The human rights situation since Russia invaded Crimea has become critical.  It has become dangerous to express pro-Ukrainian views, with Crimean Tatar leader Ilmi Umerov and journalist Mykola Semena both facing 5-year sentences effectively for saying that Russia should leave Crimea.  19 Crimean Muslims, including a human rights activist are imprisoned, facing long sentences on unsubstantiated charges of merely belonging to an organization which is legal in Ukraine.  Crimean Tatar leader Akhtem Chiygoz and other Crimean Tatars are in prison, accused of taking part in a demonstration which took place before Russia’s annexation and over which Russia can have no jurisdiction.  Russia is holding Ukrainian political prisoners like filmmaker Oleg Sentsov and Oleksandr Kolchenko thousands of kilometres away from their families and continuing to try to foist Russian citizenship on them.  These are just some of a mounting number of arrests. Russia has also banned the Crimean Tatar Mejlis, or self-governing body of the main indigenous people of Crimea, with this now placing a very large number of Crimean Tatars in danger of arrest. The latest abduction and disappearance, this time of Crimean Tatar activist Ervin Ibragimov, indicate that there are no measures that will not be applied against those Russia views as ‘dissident’.  Human rights groups are now warning Ukrainians to avoid going to Crimea unless they have no choice.  The Crimean Human Rights Group has even published a list of recommendations, advising people, for example, to leave laptops and mobile phones at home and close all social network pages, since the FSB, Russia’s security service can use them to find ‘incriminating’ views about Russia’s occupation of Crimea, etc.

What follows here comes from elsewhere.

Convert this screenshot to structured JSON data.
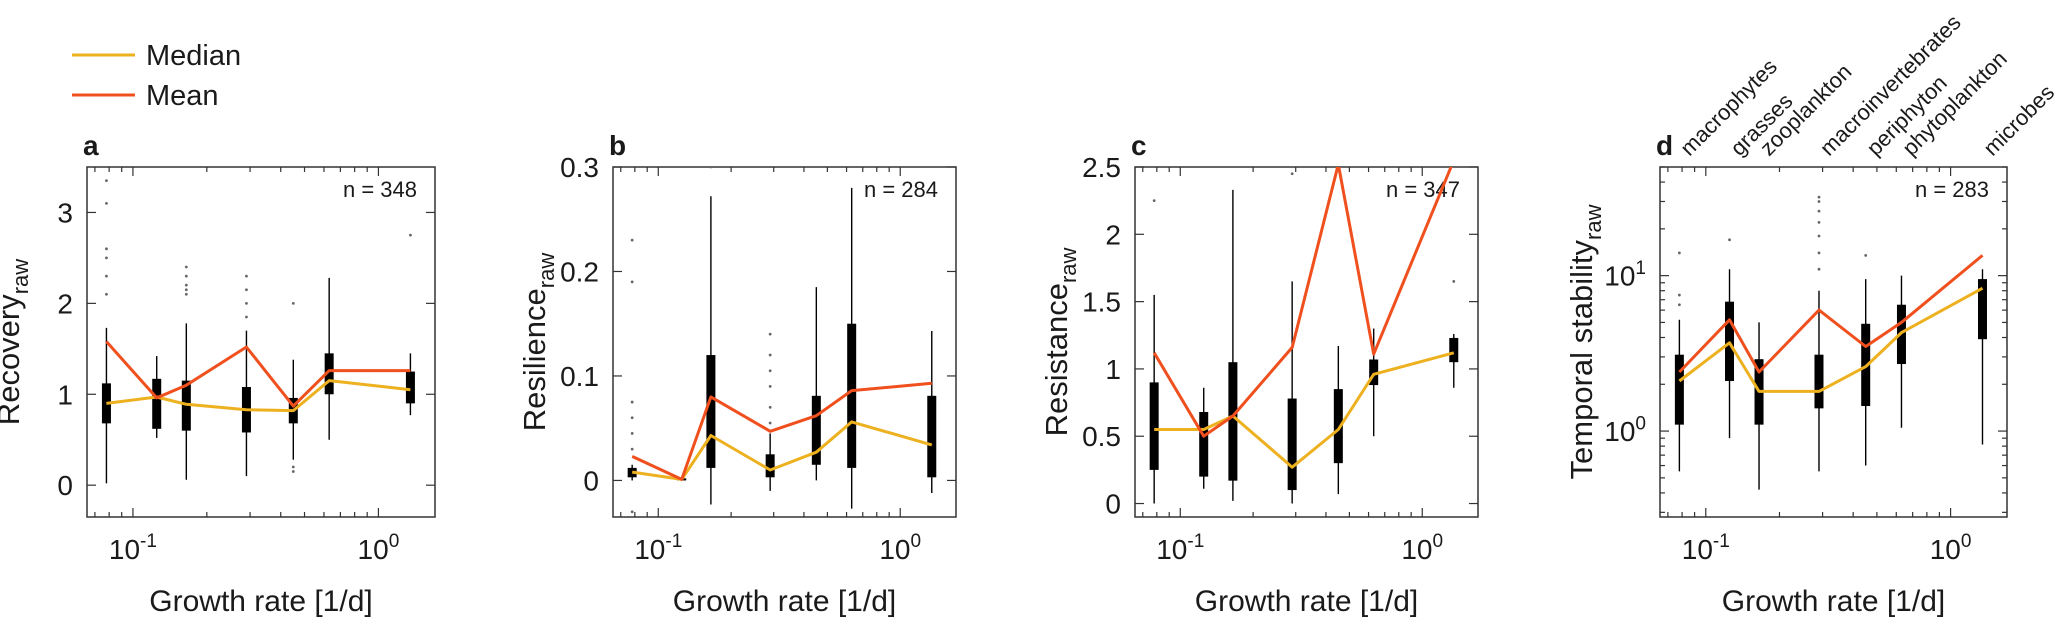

All of this is very well documented.  Since the Chief Prosecutor of the International Criminal Court in the Hague has accepted that Russia’s occupation of Crimea is an international military conflict, crimes committed by Russia as the occupying state could well be deemed war crimes. 

Moscow has spent a huge amount of money and effort supporting far-right, extreme left or other parties in Europe and beyond with a pronounced pro-Russian, anti-EU and NATO position.  All of these parties speak out against sanctions and justify Russia’s occupation of Crimea, and for the current regime in Russia, this is a good ‘investment’.  

It will be a disaster for everybody, and most of all America itself, if Russia’s lobbying and other means of influence on Trump and his team prove its best investment.